Marilyn Penner, Allan Toop and Nora Weber have spent a combined 170 years living in the eastern Fraser Valley. Toop's and Penner's families have been farming the land for more than three generations, while Weber has lived on the same village corner for well over a decade.
All three agreed Monday they've never seen flooding happen the way it did this week.
"We get maybe a snowfall, then a freezing, then a thaw and that's when we have a lot of flood problems," Toop, 90, said in an interview from his family farm in the Yale area of Chilliwack, B.C.
"I can't remember a flood resulting from just a matter of rainfall."
Entire communities in the Fraser Valley, east of Vancouver, were overwhelmed by surging water on Sunday in one of the province's most severe flooding disasters in decades.
Roads collapsed and fell apart. Hundreds of stranded people had to be rescued by helicopter as cars disappeared into the muck. Houses were pummeled so badly, one meteorologist said it looked more like they'd been hit by a car rather than water.
Some level of flooding is a recurring part of life in parts of the valley, a relatively flat area named for the temperamental Fraser River and surrounded by steep mountain ranges. Experts agree what's happened this week is exceedingly rare but warn they expect these rarities could become more common and more intense as the planet warms.
Floods in the Fraser Valley typically happen when unusually warm spring weather quickly melts an unusually large snowpack, sending an immense amount of snowmelt running into the valley and overwhelming the Fraser River.
This flood is different: it happened because nearly a month's worth of rain poured into the region in less than two days after what was already an unusually rainy September and October.

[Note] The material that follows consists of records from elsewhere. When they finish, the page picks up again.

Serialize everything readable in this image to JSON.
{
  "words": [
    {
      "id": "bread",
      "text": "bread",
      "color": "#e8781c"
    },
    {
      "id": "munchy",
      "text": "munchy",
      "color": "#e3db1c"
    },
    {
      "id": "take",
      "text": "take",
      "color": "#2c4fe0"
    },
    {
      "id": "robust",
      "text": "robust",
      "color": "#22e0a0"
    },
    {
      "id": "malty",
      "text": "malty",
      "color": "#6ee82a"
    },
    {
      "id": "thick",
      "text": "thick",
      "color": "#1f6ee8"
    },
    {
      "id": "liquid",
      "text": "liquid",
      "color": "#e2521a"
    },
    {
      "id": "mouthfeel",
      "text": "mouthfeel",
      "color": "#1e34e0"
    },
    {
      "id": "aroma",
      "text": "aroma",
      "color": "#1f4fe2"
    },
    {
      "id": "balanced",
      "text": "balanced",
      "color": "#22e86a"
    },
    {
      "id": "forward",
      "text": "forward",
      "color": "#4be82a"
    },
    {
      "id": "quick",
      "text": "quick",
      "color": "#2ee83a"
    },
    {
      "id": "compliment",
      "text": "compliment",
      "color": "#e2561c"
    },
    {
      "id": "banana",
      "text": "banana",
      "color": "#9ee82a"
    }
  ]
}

The rain fell so furiously, it overwhelmed small rivers and creeks that wouldn't normally be considered for flood risk. The earth in the area, already soaked to its limit, couldn't absorb the overflow.
The corn fields on Penner's five-acre family farm soon turned into a swamp. The property lies in the low-lying Sumas Prairie on what was once the bed of Sumas Lake, a shallow body of water drained roughly 100 years ago to make way for agricultural land.
"[I haven't seen it] like this in 30, maybe 40 years," she said Monday, standing in the downpour.
Toop, in his own right, has become an expert on local floods over his nine decades on the farm; he can't miss them, since his basement fills with water virtually every time.
The fourth-generation farmer remembers being 17 years old, fresh from his high school graduation, watching a sea of murky water swallow several communities in the valley during the catastrophic spring flood in 1948.
He said the latest flood doesn't compare to what happened that year, but it still stands out.
"This is very, very unusual," he said.
Experts are hesitant to link any single weather event directly to climate change, but scientists know warmer air holds more moisture — which means any given storm on a warmer planet will produce more rain.
For every 1 C degree of warming, the air can hold around seven per cent more moisture.
The global temperature has increased by 1.2 C since industrialization, according to the World Meteorological Organization. A 2019 report commissioned by Environment and Climate Change Canada found the country is warming twice as quickly, with British Columbia seeing some of the highest rates of change.
"This is the kind of thing that we certainly expect with climate change — the intensity of the landslides and floods could become worse," said Brent Ward, an earth sciences professor and co-director for the Centre for Natural Hazards Studies.
"We would expect to get more frequent atmospheric rivers" — currents that bring large amounts of water vapour north from the equator — "and when we get these atmospheric rivers, they'll probably be bigger," he said.
Environment Canada said 24 communities across the province, including Abbotsford, received more than 100 millimetres of rain between 11 a.m. Saturday and 11 p.m. Monday.
Agassiz, Chilliwack, the Coquihalla summit and Squamish topped 200 millimetres. Hope received the most of all at 252 millimetres.
"Something to consider as we go forward in the next decades ... is what's consistent with climate change projections, how atmospheric rivers will become more potent and perhaps longer lasting than what we even saw this weekend," Armel Castellan, a warning preparedness meteorologist with the agency, said Tuesday.
The provincial government defended its response to the crisis on Monday despite criticism about the speed of the response and level of communication to hundreds of people who were left stranded.
Ward said officials at the local and provincial level will need to re-examine preventative planning, flood protection and overall infrastructure through the lens of a changing climate as they move to rebuild communities and repair major highways.
Existing dikes and culverts, he explained, were likely made to outdated climate standards and will be too small to withstand stronger, fiercer storms. The same could go for ditches running alongside critical highways, like Highway 1, which was originally built in the early 1960s.
"I think what we're dealing with is complications of global warming," said Nora Weber, who's lived in the riverside Clayburn Village area of Abbotsford for more than 15 years and saw her street become a river on Sunday.
"I think infrastructurally, every city in every part of B.C. has to be much better prepared."
"This can't continue this way, whether it's fires or floods. We can't continue this way."